The father of fugitive U.S. intelligence-program leaker Edward Snowden says the U.S. Federal Bureau of Investigations (FBI) asked him "a few weeks ago" to go to Moscow where his son has been living at the international airport.
Lonnie Snowden told state-owned Rossia 24 television on July 31 he was willing to go, but that he would first like to know what the FBI wanted him to do.
"[For me] to be an emotional tool for the FBI to use against my son -- to say, 'Your father's out on the aircraft, why don't you come talk to him' -- I wasn't interested in that. I wanted to make sure there was value to my son," the elder Snowden said.

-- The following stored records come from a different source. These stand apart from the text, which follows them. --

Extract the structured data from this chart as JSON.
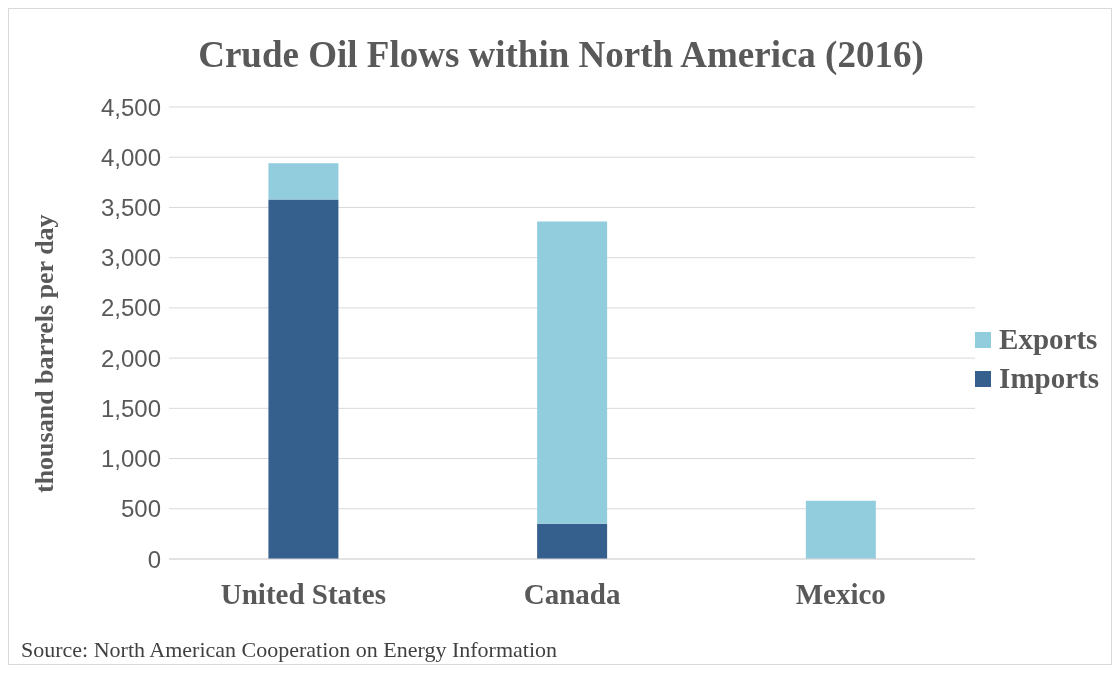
{
  "chart_data": {
    "type": "bar",
    "title": "Crude Oil Flows within North America (2016)",
    "ylabel": "thousand barrels per day",
    "categories": [
      "United States",
      "Canada",
      "Mexico"
    ],
    "stacked": true,
    "series": [
      {
        "name": "Imports",
        "color": "#355f8d",
        "values": [
          3580,
          350,
          0
        ]
      },
      {
        "name": "Exports",
        "color": "#92cddd",
        "values": [
          360,
          3010,
          580
        ]
      }
    ],
    "ylim": [
      0,
      4500
    ],
    "yticks": [
      {
        "value": 0,
        "label": "0"
      },
      {
        "value": 500,
        "label": "500"
      },
      {
        "value": 1000,
        "label": "1,000"
      },
      {
        "value": 1500,
        "label": "1,500"
      },
      {
        "value": 2000,
        "label": "2,000"
      },
      {
        "value": 2500,
        "label": "2,500"
      },
      {
        "value": 3000,
        "label": "3,000"
      },
      {
        "value": 3500,
        "label": "3,500"
      },
      {
        "value": 4000,
        "label": "4,000"
      },
      {
        "value": 4500,
        "label": "4,500"
      }
    ],
    "grid": "y",
    "legend": "right",
    "annotations": [
      "Source: North American Cooperation on Energy Information"
    ]
  }
}
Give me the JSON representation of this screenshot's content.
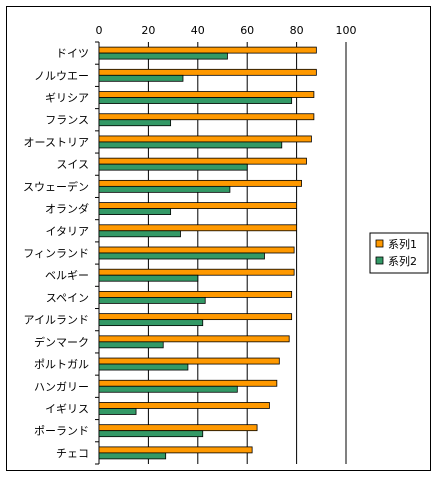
{
  "chart_data": {
    "type": "bar",
    "orientation": "horizontal",
    "categories": [
      "ドイツ",
      "ノルウエー",
      "ギリシア",
      "フランス",
      "オーストリア",
      "スイス",
      "スウェーデン",
      "オランダ",
      "イタリア",
      "フィンランド",
      "ベルギー",
      "スペイン",
      "アイルランド",
      "デンマーク",
      "ポルトガル",
      "ハンガリー",
      "イギリス",
      "ポーランド",
      "チェコ"
    ],
    "series": [
      {
        "name": "系列1",
        "color": "#FF9900",
        "values": [
          88,
          88,
          87,
          87,
          86,
          84,
          82,
          80,
          80,
          79,
          79,
          78,
          78,
          77,
          73,
          72,
          69,
          64,
          62
        ]
      },
      {
        "name": "系列2",
        "color": "#339966",
        "values": [
          52,
          34,
          78,
          29,
          74,
          60,
          53,
          29,
          33,
          67,
          40,
          43,
          42,
          26,
          36,
          56,
          15,
          42,
          27
        ]
      }
    ],
    "xlim": [
      0,
      100
    ],
    "xticks": [
      0,
      20,
      40,
      60,
      80,
      100
    ],
    "grid": "vertical",
    "legend_position": "right"
  }
}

Edward Snowden, 30, faces U.S. espionage charges for revealing large-scale Internet- and phone-surveillance programs.
His father said he should stay in Russia because he won't get a fair trial in the United States. He said he was grateful to President Vladimir Putin for keeping his son safe.
"I am sincerely thankful, and I believe this from my heart that Russia is the safest place for my son. And the fact is, that if he chooses to spend the rest of his life there, I'm comfortable with that," Snowden's father said.
"And he may choose to do that, very well may choose to do that. That's OK. So if that's where he's happy, I'm happy for him."
Still Awaiting Decision
The Russian lawyer helping Edward Snowden, Anatoly Kucherena, told Russian media on July 31 that he was arranging for Snowden's father to visit Russia.
Edward Snowden has applied for temporary asylum in Russia, after U.S. authorities revoked his passport.
ITAR-TASS has quoted the head of Russia's Federal Migration Service, Konstantin Romodanovsky, as saying the agency had not yet processed the initial stage of Snowden's application. Romodanovsky said the process could take up to three months.
Meanwhile, "The Guardian" newspaper on July 31 published a new report on U.S. intelligence-gathering based on information provided by Snowden.
Kucherena said the information was provided to "The Guardian" before Snowden pledged to stop revealing secret U.S. intelligence.